Mason brand boots are of high quality. They are made in the U.S.A. I prefer Mason boots to the Red Wing. Check out Mason boots and see if you are interested in them.


----------



## DiSantodrywall&paint (May 2, 2010)

alright thanks


----------



## muttbucket (Jul 10, 2011)

Maybe you already bought,
but I'm partial to cheap under 100 dollar wolverine low top
I have magnum 9 inch right now
took over a month of everyday use to break them in to bearable
still a little stiff on uneven terrain.
Haven't tracked in any briar patches yet, but in a month the smooth finish is wearing on the toes. 
I got em 50% off otd under 60
I long for my old low top wolverines
cheap dr scholls inside
aftermarket camouflage laces
anywhere watertight for the first year,
anywhere with leaks for another
wore holes in them.
had a pair of busterbrowns like that
if the magnums loosen up they'll be ok


----------



## gazman (Apr 29, 2011)

I have been using these for a few weeks they have been great so far.
http://www.safety-boots.b-protected.com.au/boots/steel-blue-zip.htm


----------



## Senior (Oct 23, 2011)

Never heard of Mason's but I get 2-3 years out of my red wings usually.
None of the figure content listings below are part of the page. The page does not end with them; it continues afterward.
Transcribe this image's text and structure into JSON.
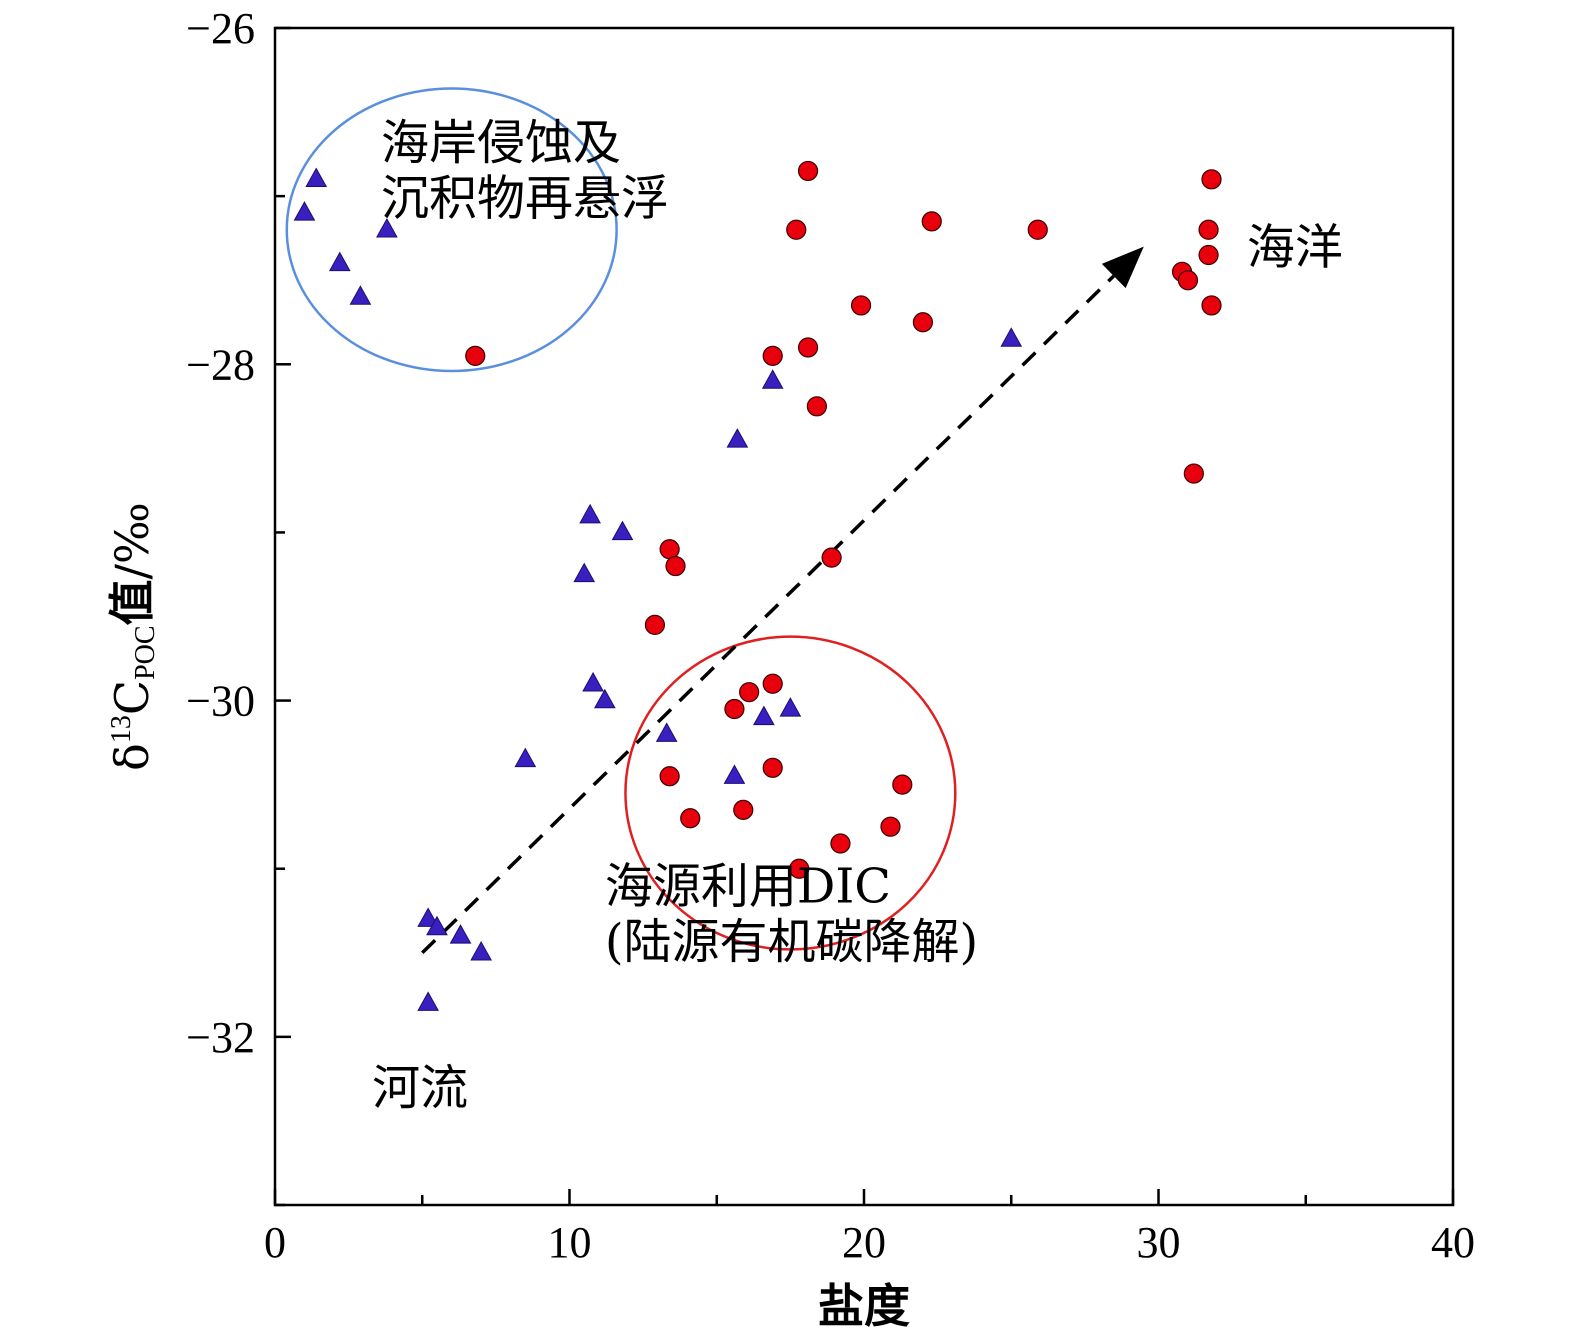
{
  "chart_data": {
    "type": "scatter",
    "title": "",
    "xlabel": "盐度",
    "ylabel": {
      "prefix": "δ",
      "superscript": "13",
      "symbol": "C",
      "subscript": "POC",
      "suffix": "值",
      "unit": "/‰"
    },
    "xlim": [
      0,
      40
    ],
    "ylim": [
      -33,
      -26
    ],
    "x_ticks": [
      0,
      10,
      20,
      30,
      40
    ],
    "y_ticks": [
      -26,
      -28,
      -30,
      -32
    ],
    "x_tick_labels": [
      "0",
      "10",
      "20",
      "30",
      "40"
    ],
    "y_tick_labels": [
      "−26",
      "−28",
      "−30",
      "−32"
    ],
    "grid": false,
    "series": [
      {
        "marker": "triangle",
        "color": "#3a1fc0",
        "points": [
          [
            1.0,
            -27.1
          ],
          [
            1.4,
            -26.9
          ],
          [
            2.2,
            -27.4
          ],
          [
            2.9,
            -27.6
          ],
          [
            3.8,
            -27.2
          ],
          [
            5.2,
            -31.3
          ],
          [
            5.5,
            -31.35
          ],
          [
            6.3,
            -31.4
          ],
          [
            7.0,
            -31.5
          ],
          [
            5.2,
            -31.8
          ],
          [
            8.5,
            -30.35
          ],
          [
            10.5,
            -29.25
          ],
          [
            10.7,
            -28.9
          ],
          [
            11.8,
            -29.0
          ],
          [
            10.8,
            -29.9
          ],
          [
            11.2,
            -30.0
          ],
          [
            13.3,
            -30.2
          ],
          [
            15.7,
            -28.45
          ],
          [
            15.6,
            -30.45
          ],
          [
            16.6,
            -30.1
          ],
          [
            17.5,
            -30.05
          ],
          [
            16.9,
            -28.1
          ],
          [
            25.0,
            -27.85
          ]
        ]
      },
      {
        "marker": "circle",
        "color": "#e8000d",
        "points": [
          [
            6.8,
            -27.95
          ],
          [
            13.4,
            -29.1
          ],
          [
            13.6,
            -29.2
          ],
          [
            12.9,
            -29.55
          ],
          [
            13.4,
            -30.45
          ],
          [
            14.1,
            -30.7
          ],
          [
            15.6,
            -30.05
          ],
          [
            16.1,
            -29.95
          ],
          [
            16.9,
            -29.9
          ],
          [
            16.9,
            -30.4
          ],
          [
            15.9,
            -30.65
          ],
          [
            17.8,
            -31.0
          ],
          [
            19.2,
            -30.85
          ],
          [
            20.9,
            -30.75
          ],
          [
            21.3,
            -30.5
          ],
          [
            18.9,
            -29.15
          ],
          [
            16.9,
            -27.95
          ],
          [
            18.1,
            -27.9
          ],
          [
            18.4,
            -28.25
          ],
          [
            17.7,
            -27.2
          ],
          [
            18.1,
            -26.85
          ],
          [
            19.9,
            -27.65
          ],
          [
            22.0,
            -27.75
          ],
          [
            22.3,
            -27.15
          ],
          [
            25.9,
            -27.2
          ],
          [
            30.8,
            -27.45
          ],
          [
            31.0,
            -27.5
          ],
          [
            31.8,
            -26.9
          ],
          [
            31.7,
            -27.2
          ],
          [
            31.7,
            -27.35
          ],
          [
            31.8,
            -27.65
          ],
          [
            31.2,
            -28.65
          ]
        ]
      }
    ],
    "trend_arrow": {
      "from": [
        5.0,
        -31.5
      ],
      "to": [
        29.5,
        -27.3
      ],
      "style": "dashed"
    },
    "ellipses": [
      {
        "cx": 6.0,
        "cy": -27.2,
        "rx": 5.6,
        "ry": 0.84,
        "color": "#5a8fe0"
      },
      {
        "cx": 17.5,
        "cy": -30.55,
        "rx": 5.6,
        "ry": 0.93,
        "color": "#e02020"
      }
    ],
    "annotations": [
      {
        "lines": [
          "海岸侵蚀及",
          "沉积物再悬浮"
        ],
        "x": 3.6,
        "y": -26.78,
        "line_step": 0.33
      },
      {
        "lines": [
          "海洋"
        ],
        "x": 33.0,
        "y": -27.4,
        "line_step": 0.33
      },
      {
        "lines": [
          "海源利用DIC",
          "(陆源有机碳降解)"
        ],
        "x": 11.2,
        "y": -31.2,
        "line_step": 0.33
      },
      {
        "lines": [
          "河流"
        ],
        "x": 3.3,
        "y": -32.4,
        "line_step": 0.33
      }
    ]
  }
}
I just got a water proof pair with the gortex liner that are sweet!


----------



## chris (Apr 13, 2011)

gazman said:


> I have been using these for a few weeks they have been great so far.
> http://www.safety-boots.b-protected.com.au/boots/steel-blue-zip.htm


 pretty sweet line. Sidezip looks like a great feature:thumbsup:


----------



## Bazooka-Joe (Dec 31, 2010)

Bought some no name boots years back, man I was surprised they lasted forever,

Rule of thumb is double stitch, less sew'n together parts the better, stay away from Plastic sole, slipped on some Ice and broke my Leg with the plastics,

Take a Looksee :detective: at the top brands and you will get the idea


----------



## Bazooka-Joe (Dec 31, 2010)

if you pay more for a lighter high quality boot I am sure you know it is worth it


----------



## nycgcinc (Nov 1, 2011)

*good pair of work boots....*

not for nothing... i bought a pair of lugz boots... the most comfortable pair of boot i ever bought... i will never buy another pair of work boots besides these... being that we are on our feet all day long... these boots are the best.. you guys should try them out!


----------